If the infection gets into the prostate, it can lead to a fever, difficult urination, and back pain. Male chlamydial urethritis is another possible side effect.
When chlamydia infection goes untreated, these are some of the most prevalent side effects. It's critical to get medical assistance as soon as possible. There are few long-term health consequences for patients who receive timely treatment for their symptoms.
If chlamydia infection is left untreated it can also lead to long term complications such as:
Throat Chlamydia infection
STIs can also be transmitted and contracted during oral sex, as well as during sex.

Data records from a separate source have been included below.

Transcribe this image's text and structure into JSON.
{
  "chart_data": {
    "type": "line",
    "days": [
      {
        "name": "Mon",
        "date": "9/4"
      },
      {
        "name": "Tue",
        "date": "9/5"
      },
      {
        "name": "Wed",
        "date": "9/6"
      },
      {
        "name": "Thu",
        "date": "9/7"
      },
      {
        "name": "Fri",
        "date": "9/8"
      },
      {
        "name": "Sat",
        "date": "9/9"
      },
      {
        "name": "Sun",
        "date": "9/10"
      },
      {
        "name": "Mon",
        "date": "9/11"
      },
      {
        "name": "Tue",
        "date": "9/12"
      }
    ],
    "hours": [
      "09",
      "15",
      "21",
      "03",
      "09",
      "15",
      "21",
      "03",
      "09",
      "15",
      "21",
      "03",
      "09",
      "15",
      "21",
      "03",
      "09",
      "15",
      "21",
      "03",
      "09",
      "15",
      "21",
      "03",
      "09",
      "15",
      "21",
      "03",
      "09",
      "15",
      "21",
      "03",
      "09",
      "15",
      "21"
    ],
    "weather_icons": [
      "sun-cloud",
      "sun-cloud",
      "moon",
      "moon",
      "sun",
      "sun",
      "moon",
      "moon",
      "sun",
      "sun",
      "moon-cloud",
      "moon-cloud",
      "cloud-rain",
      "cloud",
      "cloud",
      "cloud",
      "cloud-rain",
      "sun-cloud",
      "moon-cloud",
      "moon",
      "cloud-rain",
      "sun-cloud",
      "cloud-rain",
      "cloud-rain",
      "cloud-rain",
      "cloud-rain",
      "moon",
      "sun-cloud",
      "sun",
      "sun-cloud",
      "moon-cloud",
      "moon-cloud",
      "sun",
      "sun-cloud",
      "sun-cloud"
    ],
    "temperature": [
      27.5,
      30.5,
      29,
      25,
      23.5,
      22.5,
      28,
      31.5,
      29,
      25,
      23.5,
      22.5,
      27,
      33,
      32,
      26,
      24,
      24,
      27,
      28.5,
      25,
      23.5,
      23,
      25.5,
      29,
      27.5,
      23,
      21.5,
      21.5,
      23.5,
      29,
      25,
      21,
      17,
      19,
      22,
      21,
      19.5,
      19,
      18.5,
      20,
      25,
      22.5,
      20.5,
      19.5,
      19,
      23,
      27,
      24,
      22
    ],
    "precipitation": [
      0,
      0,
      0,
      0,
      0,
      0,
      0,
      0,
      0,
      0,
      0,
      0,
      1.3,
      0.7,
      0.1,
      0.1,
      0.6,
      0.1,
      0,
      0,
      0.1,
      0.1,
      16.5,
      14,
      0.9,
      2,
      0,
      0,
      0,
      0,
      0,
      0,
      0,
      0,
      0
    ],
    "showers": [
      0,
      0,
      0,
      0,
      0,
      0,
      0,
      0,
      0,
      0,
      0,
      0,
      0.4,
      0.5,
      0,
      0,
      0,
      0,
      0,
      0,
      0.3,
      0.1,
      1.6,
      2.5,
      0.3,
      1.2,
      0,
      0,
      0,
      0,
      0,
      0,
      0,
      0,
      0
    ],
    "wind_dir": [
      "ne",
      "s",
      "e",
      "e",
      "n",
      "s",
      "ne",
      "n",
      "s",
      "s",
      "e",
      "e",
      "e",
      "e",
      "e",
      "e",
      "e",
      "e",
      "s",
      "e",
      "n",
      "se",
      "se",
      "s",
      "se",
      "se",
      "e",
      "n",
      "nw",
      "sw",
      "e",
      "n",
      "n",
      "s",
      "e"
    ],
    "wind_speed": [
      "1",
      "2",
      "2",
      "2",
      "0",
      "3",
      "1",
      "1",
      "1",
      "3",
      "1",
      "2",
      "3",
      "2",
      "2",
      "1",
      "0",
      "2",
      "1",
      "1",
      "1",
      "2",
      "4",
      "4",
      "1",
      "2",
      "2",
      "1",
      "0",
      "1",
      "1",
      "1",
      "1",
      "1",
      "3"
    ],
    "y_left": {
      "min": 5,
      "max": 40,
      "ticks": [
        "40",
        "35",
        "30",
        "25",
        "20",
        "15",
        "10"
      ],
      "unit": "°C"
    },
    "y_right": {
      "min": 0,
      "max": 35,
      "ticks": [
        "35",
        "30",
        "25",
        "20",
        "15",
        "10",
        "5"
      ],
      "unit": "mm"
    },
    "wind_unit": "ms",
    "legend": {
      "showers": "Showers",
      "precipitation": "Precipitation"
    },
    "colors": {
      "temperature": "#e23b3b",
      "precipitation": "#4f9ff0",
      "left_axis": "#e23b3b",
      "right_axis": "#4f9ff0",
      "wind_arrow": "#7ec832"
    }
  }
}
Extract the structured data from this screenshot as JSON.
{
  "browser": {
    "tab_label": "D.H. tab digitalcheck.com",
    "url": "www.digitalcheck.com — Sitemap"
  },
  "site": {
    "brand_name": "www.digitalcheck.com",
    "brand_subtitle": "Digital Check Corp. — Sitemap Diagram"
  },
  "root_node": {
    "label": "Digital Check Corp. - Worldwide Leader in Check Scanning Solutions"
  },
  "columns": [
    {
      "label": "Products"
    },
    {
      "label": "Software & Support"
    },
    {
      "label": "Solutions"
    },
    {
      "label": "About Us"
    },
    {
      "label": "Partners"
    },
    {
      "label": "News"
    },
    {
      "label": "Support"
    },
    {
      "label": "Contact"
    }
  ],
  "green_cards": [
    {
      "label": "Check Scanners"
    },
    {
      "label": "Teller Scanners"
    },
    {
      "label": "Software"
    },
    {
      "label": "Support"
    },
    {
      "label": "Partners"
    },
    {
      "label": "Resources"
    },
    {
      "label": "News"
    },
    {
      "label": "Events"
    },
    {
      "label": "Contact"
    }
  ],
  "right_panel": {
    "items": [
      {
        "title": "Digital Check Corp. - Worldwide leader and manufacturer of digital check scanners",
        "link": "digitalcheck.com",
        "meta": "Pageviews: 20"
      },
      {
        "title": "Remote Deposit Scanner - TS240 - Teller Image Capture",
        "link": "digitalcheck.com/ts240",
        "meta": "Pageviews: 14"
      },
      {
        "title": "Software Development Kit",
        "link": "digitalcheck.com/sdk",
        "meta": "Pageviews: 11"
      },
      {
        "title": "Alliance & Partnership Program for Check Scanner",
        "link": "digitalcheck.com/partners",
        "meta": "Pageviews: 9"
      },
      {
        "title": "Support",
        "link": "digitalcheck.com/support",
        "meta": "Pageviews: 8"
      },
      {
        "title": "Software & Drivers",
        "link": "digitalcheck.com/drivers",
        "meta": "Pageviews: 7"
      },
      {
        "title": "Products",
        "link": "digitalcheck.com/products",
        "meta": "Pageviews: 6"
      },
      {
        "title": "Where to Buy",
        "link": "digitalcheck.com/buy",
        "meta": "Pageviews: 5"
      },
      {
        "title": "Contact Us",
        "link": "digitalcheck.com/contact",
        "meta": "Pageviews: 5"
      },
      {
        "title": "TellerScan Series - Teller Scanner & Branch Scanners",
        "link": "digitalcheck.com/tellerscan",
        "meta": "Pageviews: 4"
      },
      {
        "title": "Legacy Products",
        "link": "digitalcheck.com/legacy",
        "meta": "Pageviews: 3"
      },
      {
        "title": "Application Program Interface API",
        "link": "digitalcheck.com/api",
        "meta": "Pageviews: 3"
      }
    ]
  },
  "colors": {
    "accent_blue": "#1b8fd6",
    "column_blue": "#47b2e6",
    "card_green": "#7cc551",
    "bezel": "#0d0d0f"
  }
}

Chlamydia infection can be spread through direct oral contact, such as kissing or talking.
There are no indications of chlamydia contracted during oral sex. Like chlamydial infections in the urethra or urethra, symptoms may not always occur.
Chlamydia infection in the throat can cause the following symptoms:
- A bad cough
- Sneezing and scratchy throat
The throat might also become infected with other STIs. Throat-specific STIs each have their own set of symptoms and safety issues.
Chlamydia infection in the eye
The anus, throat, and even the eyes can be infected with chlamydia, which is most commonly seen in the vaginal region. Direct or indirect contact with the bacterium might result in an infection of the eyes.
If, for example, you touch your eye without washing your hands, the infection might spread from the genitals to the eye.
You may notice the following symptoms if you've got an eye infection caused by the chlamydia bacteria:
- Secretion or secretion of mucus
- A heightened ability to see in the dark (photophobia)
Chlamydia infection in the eye can cause blindness if left untreated. The infection can be treated, and early treatment is essential to prevent further consequences.
A more common eye infection, such as conjunctivitis, can be mistaken for chlamydia in the eye. To be aware of the signs and symptoms of chlamydia infection, it's important to understand the differences between the two.